5

I would like to update a hive table which is in orc format , I'm able to update from my ambari hive view, but unable to run same update statement from sacla (spark-shell)

objHiveContext.sql("select * from table_name ") able to see data but when I run

objHiveContext.sql("update table_name set column_name='testing' ") unable to run , some Noviable exception(Invalid syntax near update etc) is occurring where as I'm able to update from Ambari view(As I set all the required configurations i.e TBLPROPERTIES "orc.compress"="NONE" transactional true etc)

Tried with Insert into using case statements and all but couldn't Can we UPDATE hive ORC tables from spark? If yes then what is the procedure ?

Imported below

import org.apache.spark.SparkConf
import org.apache.spark.SparkConf
import org.apache.spark._
import org.apache.spark.sql._
import org.apache.spark.sql.hive.HiveContext
import org.apache.spark.sql.hive.orc._

Note: I didn't apply any partition or bucketing on that table If I apply bucketing I'm even unable to view data when stored as ORC Hive Version:1.2.1 Spark version:1.4.1 Scala Version :2.10.6

sudhir
  • 1,387
  • 3
  • 25
  • 43

2 Answers2

1

Have you tried the DataFrame.write API using SaveMode.Append per the link below?

http://spark.apache.org/docs/latest/sql-programming-guide.html#manually-specifying-options

use "orc" as the format and "append" as the save mode. examples are in that link above.

Chris Fregly
  • 1,490
  • 1
  • 12
  • 8
  • It Worked! So directly we cannot update hive table. I mean if I have a table of arount one lakh records then I need to load entire table and then update and store in a new dataframe and then overwrite that table (SaveMode.Overwrite) as append will append to existing instead modifying.., Is there any alternative?
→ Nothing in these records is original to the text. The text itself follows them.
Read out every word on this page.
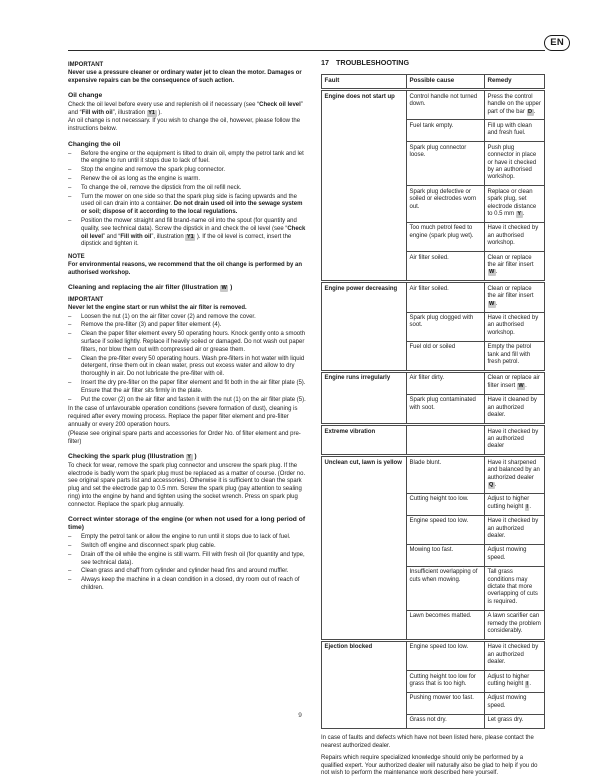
EN
IMPORTANT
Never use a pressure cleaner or ordinary water jet to clean the motor. Damages or expensive repairs can be the consequence of such action.
Oil change
Check the oil level before every use and replenish oil if necessary (see “Check oil level” and “Fill with oil”, illustration Y1 ).
An oil change is not necessary. If you wish to change the oil, however, please follow the instructions below.
Changing the oil
–	Before the engine or the equipment is tilted to drain oil, empty the petrol tank and let the engine to run until it stops due to lack of fuel.
–	Stop the engine and remove the spark plug connector.
–	Renew the oil as long as the engine is warm.
–	To change the oil, remove the dipstick from the oil refill neck.
–	Turn the mower on one side so that the spark plug side is facing upwards and the used oil can drain into a container. Do not drain used oil into the sewage system or soil; dispose of it according to the local regulations.
–	Position the mower straight and fill brand-name oil into the spout (for quantity and quality, see technical data). Screw the dipstick in and check the oil level (see “Check oil level” and “Fill with oil”, illustration Y1 ). If the oil level is correct, insert the dipstick and tighten it.
NOTE
For environmental reasons, we recommend that the oil change is performed by an authorised workshop.
Cleaning and replacing the air filter (Illustration W )
IMPORTANT
Never let the engine start or run whilst the air filter is removed.
–	Loosen the nut (1) on the air filter cover (2) and remove the cover.
–	Remove the pre-filter (3) and paper filter element (4).
–	Clean the paper filter element every 50 operating hours. Knock gently onto a smooth surface if soiled lightly. Replace if heavily soiled or damaged. Do not wash out paper filters, nor blow them out with compressed air or grease them.
–	Clean the pre-filter every 50 operating hours. Wash pre-filters in hot water with liquid detergent, rinse them out in clean water, press out excess water and allow to dry thoroughly in air. Do not lubricate the pre-filter with oil.
–	Insert the dry pre-filter on the paper filter element and fit both in the air filter plate (5). Ensure that the air filter sits firmly in the plate.
–	Put the cover (2) on the air filter and fasten it with the nut (1) on the air filter plate (5).
In the case of unfavourable operation conditions (severe formation of dust), cleaning is required after every mowing process. Replace the paper filter element and pre-filter annually or every 200 operation hours.
(Please see original spare parts and accessories for Order No. of filter element and pre-filter)
Checking the spark plug (Illustration Y )
To check for wear, remove the spark plug connector and unscrew the spark plug. If the electrode is badly worn the spark plug must be replaced as a matter of course. (Order no. see original spare parts list and accessories). Otherwise it is sufficient to clean the spark plug and set the electrode gap to 0.5 mm. Screw the spark plug (pay attention to sealing ring) into the engine by hand and tighten using the socket wrench. Press on spark plug connector. Replace the spark plug annually.
Correct winter storage of the engine (or when not used for a long period of time)
–	Empty the petrol tank or allow the engine to run until it stops due to lack of fuel.
–	Switch off engine and disconnect spark plug cable.
–	Drain off the oil while the engine is still warm. Fill with fresh oil (for quantity and type, see technical data).
–	Clean grass and chaff from cylinder and cylinder head fins and around muffler.
–	Always keep the machine in a clean condition in a closed, dry room out of reach of children.
17 TROUBLESHOOTING
Fault	Possible cause	Remedy
Engine does not start up	Control handle not turned down.	Press the control handle on the upper part of the bar D .
	Fuel tank empty.	Fill up with clean and fresh fuel.
	Spark plug connector loose.	Push plug connector in place or have it checked by an authorised workshop.
	Spark plug defective or soiled or electrodes worn out.	Replace or clean spark plug, set electrode distance to 0.5 mm Y .
	Too much petrol feed to engine (spark plug wet).	Have it checked by an authorised workshop.
	Air filter soiled.	Clean or replace the air filter insert W .
Engine power decreasing	Air filter soiled.	Clean or replace the air filter insert W .
	Spark plug clogged with soot.	Have it checked by an authorised workshop.
	Fuel old or soiled	Empty the petrol tank and fill with fresh petrol.
Engine runs irregularly	Air filter dirty.	Clean or replace air filter insert W .
	Spark plug contaminated with soot.	Have it cleaned by an authorized dealer.
Extreme vibration		Have it checked by an authorized dealer
Unclean cut, lawn is yellow	Blade blunt.	Have it sharpened and balanced by an authorized dealer Q .
	Cutting height too low.	Adjust to higher cutting height I .
	Engine speed too low.	Have it checked by an authorized dealer.
	Mowing too fast.	Adjust mowing speed.
	Insufficient overlapping of cuts when mowing.	Tall grass conditions may dictate that more overlapping of cuts is required.
	Lawn becomes matted.	A lawn scarifier can remedy the problem considerably.
Ejection blocked	Engine speed too low.	Have it checked by an authorized dealer.
	Cutting height too low for grass that is too high.	Adjust to higher cutting height I .
	Pushing mower too fast.	Adjust mowing speed.
	Grass not dry.	Let grass dry.
In case of faults and defects which have not been listed here, please contact the nearest authorized dealer.
Repairs which require specialized knowledge should only be performed by a qualified expert. Your authorized dealer will naturally also be glad to help if you do not wish to perform the maintenance work described here yourself.
9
One thing I saved a table in ORC format it is saving in default database , How to mention DataBase Name while saving ?? I used this command to save myData.write.format("orc").mode(SaveMode.Append).saveAsTable("yahoo_orc_table") – sudhir Dec 31 '15 at 15:29
1

Answer to sudhir question:-

How to mention DataBase Name while saving?

you can provide the database name before the table name. ex:- if your database name is orc_db and table name is yahoo_orc_table then you can mention the db name before the table name as below:-myData.write.format("orc").mode(SaveMode.Append).saveAsTable("orc_db.yahoo_orc_table")

Dyuti
  • 184
  • 4